Corporate lawyers doing “important work”.
HAH!
Corporate lawyers argue about what has already been created while taking huge fees for themselves. They don’t create a single useful thing. You cannot eat, sleep in, drive or otherwise actually use the end product of any attorney. Corporate lawyers look for ways to shield their paymasters from accountability and from competition while assuring the maximum possible dollar flow into the pockets of the masters and their loyal adjuncts.
The whole field of intellectual property law has in fact held back progress. One of the many reasons China is surging forward is that they value actual results over first-to-file paperwork chases.

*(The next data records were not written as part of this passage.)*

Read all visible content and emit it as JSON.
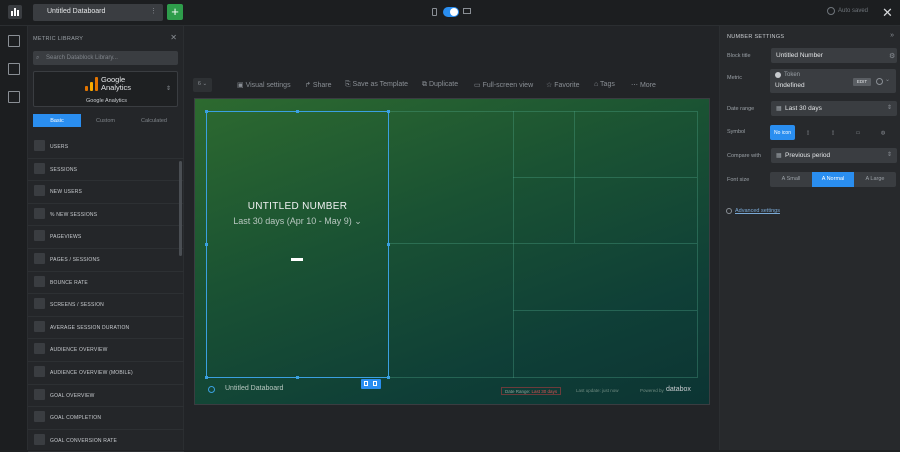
{
  "topbar": {
    "databoard_name": "Untitled Databoard",
    "add_label": "+",
    "autosave_label": "Auto saved",
    "close_label": "✕"
  },
  "library": {
    "title": "METRIC LIBRARY",
    "close_label": "✕",
    "search_placeholder": "Search Datablock Library...",
    "source_brand": "Google Analytics",
    "source_label": "Google Analytics",
    "tabs": [
      "Basic",
      "Custom",
      "Calculated"
    ],
    "metrics": [
      {
        "label": "USERS",
        "icon": "line-chart-icon"
      },
      {
        "label": "SESSIONS",
        "icon": "line-chart-icon"
      },
      {
        "label": "NEW USERS",
        "icon": "line-chart-icon"
      },
      {
        "label": "% NEW SESSIONS",
        "icon": "line-chart-icon"
      },
      {
        "label": "PAGEVIEWS",
        "icon": "line-chart-icon"
      },
      {
        "label": "PAGES / SESSIONS",
        "icon": "line-chart-icon"
      },
      {
        "label": "BOUNCE RATE",
        "icon": "line-chart-icon"
      },
      {
        "label": "SCREENS / SESSION",
        "icon": "line-chart-icon"
      },
      {
        "label": "AVERAGE SESSION DURATION",
        "icon": "line-chart-icon"
      },
      {
        "label": "AUDIENCE OVERVIEW",
        "icon": "table-icon"
      },
      {
        "label": "AUDIENCE OVERVIEW (MOBILE)",
        "icon": "table-icon"
      },
      {
        "label": "GOAL OVERVIEW",
        "icon": "goal-icon"
      },
      {
        "label": "GOAL COMPLETION",
        "icon": "number-icon"
      },
      {
        "label": "GOAL CONVERSION RATE",
        "icon": "number-icon"
      }
    ]
  },
  "toolbar": {
    "back_label": "6 ⌄",
    "items": [
      "Visual settings",
      "Share",
      "Save as Template",
      "Duplicate",
      "Full-screen view",
      "Favorite",
      "Tags",
      "More"
    ]
  },
  "block": {
    "title": "UNTITLED NUMBER",
    "date_label": "Last 30 days (Apr 10 - May 9) ⌄"
  },
  "footer": {
    "databoard_name": "Untitled Databoard",
    "date_prefix": "Date Range:",
    "date_value": "Last 30 days",
    "update_text": "Last update: just now",
    "powered_text": "Powered by",
    "brand": "databox"
  },
  "settings": {
    "title": "NUMBER SETTINGS",
    "collapse_label": "»",
    "block_title_label": "Block title",
    "block_title_value": "Untitled Number",
    "metric_label": "Metric",
    "metric_token": "Token",
    "metric_value": "Undefined",
    "metric_edit": "EDIT",
    "date_range_label": "Date range",
    "date_range_value": "Last 30 days",
    "symbol_label": "Symbol",
    "symbol_options": [
      "No icon",
      "",
      "",
      "",
      ""
    ],
    "compare_label": "Compare with",
    "compare_value": "Previous period",
    "font_size_label": "Font size",
    "font_sizes": [
      "A Small",
      "A Normal",
      "A Large"
    ],
    "advanced_label": "Advanced settings",
    "accent_color": "#2a8ef0"
  }
}
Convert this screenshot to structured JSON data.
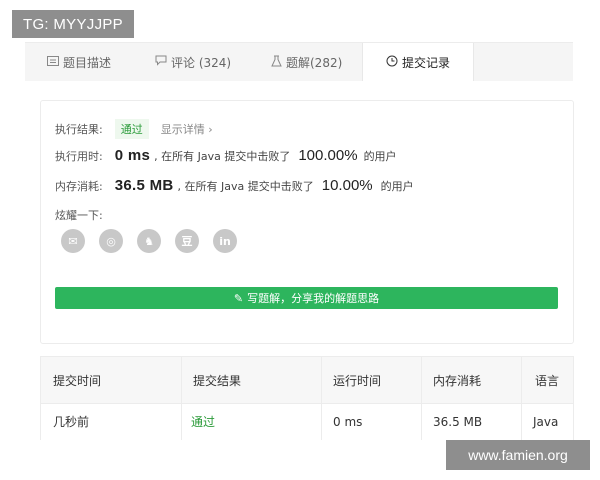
{
  "watermark_top": "TG: MYYJJPP",
  "watermark_bottom": "www.famien.org",
  "tabs": [
    {
      "label": "题目描述",
      "icon": "description-icon"
    },
    {
      "label": "评论 (324)",
      "icon": "comment-icon"
    },
    {
      "label": "题解(282)",
      "icon": "flask-icon"
    },
    {
      "label": "提交记录",
      "icon": "clock-icon"
    }
  ],
  "result": {
    "status_label": "执行结果:",
    "status_value": "通过",
    "details_link": "显示详情 ›",
    "runtime_label": "执行用时:",
    "runtime_value": "0 ms",
    "runtime_beat_text": ", 在所有 Java 提交中击败了",
    "runtime_percent": "100.00%",
    "runtime_suffix": "的用户",
    "memory_label": "内存消耗:",
    "memory_value": "36.5 MB",
    "memory_beat_text": ", 在所有 Java 提交中击败了",
    "memory_percent": "10.00%",
    "memory_suffix": "的用户",
    "share_label": "炫耀一下:",
    "share_icons": [
      "wechat-icon",
      "weibo-icon",
      "qq-icon",
      "douban-icon",
      "linkedin-icon"
    ],
    "share_glyphs": [
      "✉",
      "◎",
      "♞",
      "豆",
      "in"
    ],
    "write_button": "写题解，分享我的解题思路"
  },
  "table": {
    "headers": [
      "提交时间",
      "提交结果",
      "运行时间",
      "内存消耗",
      "语言"
    ],
    "rows": [
      [
        "几秒前",
        "通过",
        "0 ms",
        "36.5 MB",
        "Java"
      ]
    ]
  },
  "colors": {
    "accent": "#2db55d",
    "success_text": "#2b9b3a"
  }
}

The culture of maximizing your personal financial take which dominates the world of MBAs and corporate attorneys is part of the corrosion of American real productivity, community and joy.
Billing $500 + per hour to handle the routine BS of a bankruptcy filing is not defensible.
Delphi pays their bankruptcy lawyers $12 million per month. It’s easy to see why they want to get out from under both of them as fast as possible.